As lawmakers return to Raleigh this week, they face a significant gap in the state budget between revenues and expected expenditures in the current and next fiscal years. Even more troubling, this gap may be much greater than anticipated, largely because the personal income tax changes passed by the General Assembly last year is likely to cost the state more.
The consensus revenue forecast produced by the Fiscal Research Division and the Office of State Budget and Management found that revenues will fall $445 million short of what was anticipated for the current fiscal year (FY 2013-2014), which ends on June 30. Making the challenge for the current budget worse is the anticipated $140 million shortfall in the state’s Medicaid program. While policy makers can partially address the resulting budget gap of $335 million by using one-time money available from unappropriated balances and possible reversions, there is a very real possibility that legislators will use spending cuts as well to close the gap.
Already, projections indicate that budget gaps will continue into next year (FY 2014-2015) as well—and in fact, may be even larger than expected. According to Fiscal Research and OSBM, the initial projected revenue shortfall for next year is approximately $191 million. When combined with necessary changes to Medicaid, these initial projections mean that policymakers will need to address at least a $228 million budget gap for the year starting July 1.
But the budget gap for FY 2014-2015 may be much worse than this. Given analysis of the fiscal impact of the tax plan produced through the Institute on Taxation and Economic Policy’s economic incidence model, it is possible that the budget gap could be as much as $637 million. That is because the cost of the personal income tax changes in particular are estimated to result in an additional loss of $600 million on top of what was already anticipated.
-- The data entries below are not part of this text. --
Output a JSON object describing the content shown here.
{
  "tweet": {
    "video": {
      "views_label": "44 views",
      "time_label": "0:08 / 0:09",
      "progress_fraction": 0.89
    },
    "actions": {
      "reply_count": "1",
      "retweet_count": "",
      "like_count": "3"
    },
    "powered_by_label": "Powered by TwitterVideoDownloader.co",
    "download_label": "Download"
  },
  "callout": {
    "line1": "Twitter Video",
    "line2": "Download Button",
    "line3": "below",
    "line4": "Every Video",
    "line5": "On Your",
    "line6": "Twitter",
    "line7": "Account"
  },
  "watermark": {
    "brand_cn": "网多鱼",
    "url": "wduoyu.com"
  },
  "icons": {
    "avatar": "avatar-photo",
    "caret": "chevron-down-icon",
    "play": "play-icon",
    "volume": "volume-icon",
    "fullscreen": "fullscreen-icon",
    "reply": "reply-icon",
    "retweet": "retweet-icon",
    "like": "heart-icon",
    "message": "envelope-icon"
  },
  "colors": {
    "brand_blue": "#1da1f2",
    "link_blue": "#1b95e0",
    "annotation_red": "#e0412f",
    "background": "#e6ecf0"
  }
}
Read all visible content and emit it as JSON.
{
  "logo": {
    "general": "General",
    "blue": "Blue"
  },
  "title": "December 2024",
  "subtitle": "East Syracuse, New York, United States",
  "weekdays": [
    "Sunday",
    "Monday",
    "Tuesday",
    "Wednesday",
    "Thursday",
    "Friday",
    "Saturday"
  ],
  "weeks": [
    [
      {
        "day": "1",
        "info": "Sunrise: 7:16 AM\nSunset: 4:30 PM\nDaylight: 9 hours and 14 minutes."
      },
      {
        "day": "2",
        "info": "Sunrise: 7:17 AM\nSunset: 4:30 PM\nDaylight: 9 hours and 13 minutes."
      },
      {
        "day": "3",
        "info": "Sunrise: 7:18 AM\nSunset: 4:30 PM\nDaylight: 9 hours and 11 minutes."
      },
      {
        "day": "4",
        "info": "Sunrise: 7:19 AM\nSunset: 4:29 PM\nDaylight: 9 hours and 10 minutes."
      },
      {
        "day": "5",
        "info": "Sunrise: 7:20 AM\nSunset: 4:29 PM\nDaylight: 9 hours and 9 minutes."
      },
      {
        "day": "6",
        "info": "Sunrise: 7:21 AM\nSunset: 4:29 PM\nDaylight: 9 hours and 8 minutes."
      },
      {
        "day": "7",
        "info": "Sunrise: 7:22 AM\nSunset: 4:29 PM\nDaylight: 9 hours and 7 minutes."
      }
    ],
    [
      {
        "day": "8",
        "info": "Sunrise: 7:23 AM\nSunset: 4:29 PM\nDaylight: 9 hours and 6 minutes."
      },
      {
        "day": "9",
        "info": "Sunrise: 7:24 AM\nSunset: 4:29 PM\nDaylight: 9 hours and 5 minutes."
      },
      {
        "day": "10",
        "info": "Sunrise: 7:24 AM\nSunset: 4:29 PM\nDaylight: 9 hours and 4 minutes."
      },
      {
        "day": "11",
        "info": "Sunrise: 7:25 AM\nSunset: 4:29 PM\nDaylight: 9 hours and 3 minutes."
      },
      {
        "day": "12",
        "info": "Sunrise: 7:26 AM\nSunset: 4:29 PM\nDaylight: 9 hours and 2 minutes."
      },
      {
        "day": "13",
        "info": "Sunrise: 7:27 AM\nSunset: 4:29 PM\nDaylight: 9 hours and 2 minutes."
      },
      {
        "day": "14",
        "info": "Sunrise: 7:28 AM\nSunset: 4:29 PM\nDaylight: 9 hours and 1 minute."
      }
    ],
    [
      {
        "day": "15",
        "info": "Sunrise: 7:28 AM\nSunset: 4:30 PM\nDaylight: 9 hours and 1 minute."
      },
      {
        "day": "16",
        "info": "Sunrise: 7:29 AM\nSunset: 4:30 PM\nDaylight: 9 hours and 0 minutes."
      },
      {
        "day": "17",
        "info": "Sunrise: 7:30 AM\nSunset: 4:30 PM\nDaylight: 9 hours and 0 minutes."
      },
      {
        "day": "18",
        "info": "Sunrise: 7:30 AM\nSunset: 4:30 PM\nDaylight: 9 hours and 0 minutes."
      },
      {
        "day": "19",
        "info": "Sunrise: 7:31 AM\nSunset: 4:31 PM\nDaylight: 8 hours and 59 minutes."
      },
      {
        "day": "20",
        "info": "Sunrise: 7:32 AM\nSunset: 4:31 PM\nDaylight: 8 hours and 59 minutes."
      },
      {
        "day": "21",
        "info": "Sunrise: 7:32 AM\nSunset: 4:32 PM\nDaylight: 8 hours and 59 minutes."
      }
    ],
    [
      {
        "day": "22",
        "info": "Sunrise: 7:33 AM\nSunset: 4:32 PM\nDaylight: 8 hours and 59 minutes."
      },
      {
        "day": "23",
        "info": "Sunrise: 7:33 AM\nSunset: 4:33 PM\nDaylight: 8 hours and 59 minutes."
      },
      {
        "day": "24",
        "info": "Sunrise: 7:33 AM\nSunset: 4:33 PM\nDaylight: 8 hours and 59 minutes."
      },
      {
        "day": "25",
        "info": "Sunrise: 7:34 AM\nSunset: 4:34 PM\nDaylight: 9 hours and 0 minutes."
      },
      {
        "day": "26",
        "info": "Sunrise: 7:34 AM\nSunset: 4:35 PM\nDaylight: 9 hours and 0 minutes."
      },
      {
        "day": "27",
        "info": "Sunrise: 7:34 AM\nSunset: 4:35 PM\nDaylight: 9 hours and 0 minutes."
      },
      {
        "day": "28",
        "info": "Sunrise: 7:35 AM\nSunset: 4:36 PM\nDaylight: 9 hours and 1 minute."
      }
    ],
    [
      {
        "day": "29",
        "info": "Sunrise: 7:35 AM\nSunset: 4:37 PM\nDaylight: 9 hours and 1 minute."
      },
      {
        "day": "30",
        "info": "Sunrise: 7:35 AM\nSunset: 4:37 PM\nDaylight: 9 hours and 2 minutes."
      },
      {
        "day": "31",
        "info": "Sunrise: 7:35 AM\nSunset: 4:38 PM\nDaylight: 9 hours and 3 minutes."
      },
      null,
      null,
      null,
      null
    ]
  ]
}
With fewer dollars coming in because of a tax plan that primarily benefits the wealthy and profitable corporations, policymakers will make limited progress towards much needed public investments in the foundations of a strong economy. Research has shown that the strongest correlation to economic growth and productivity is the share of a state’s residents that have a Bachelor’s degree, an achievement that is facilitated through quality pre-K through 12 education and accessible, affordable higher education. Beyond investments in education, research has also shown that taxes invested in infrastructure, research and development and other public services can contribute to greater economic opportunity and support business expansion and attraction.
Policymakers face a self-imposed challenge when they return to Raleigh this week: addressing the current and future budget gap created by their tax plan and investing in what works to strengthen the state’s economy and build pathways to the middle class for more North Carolinians.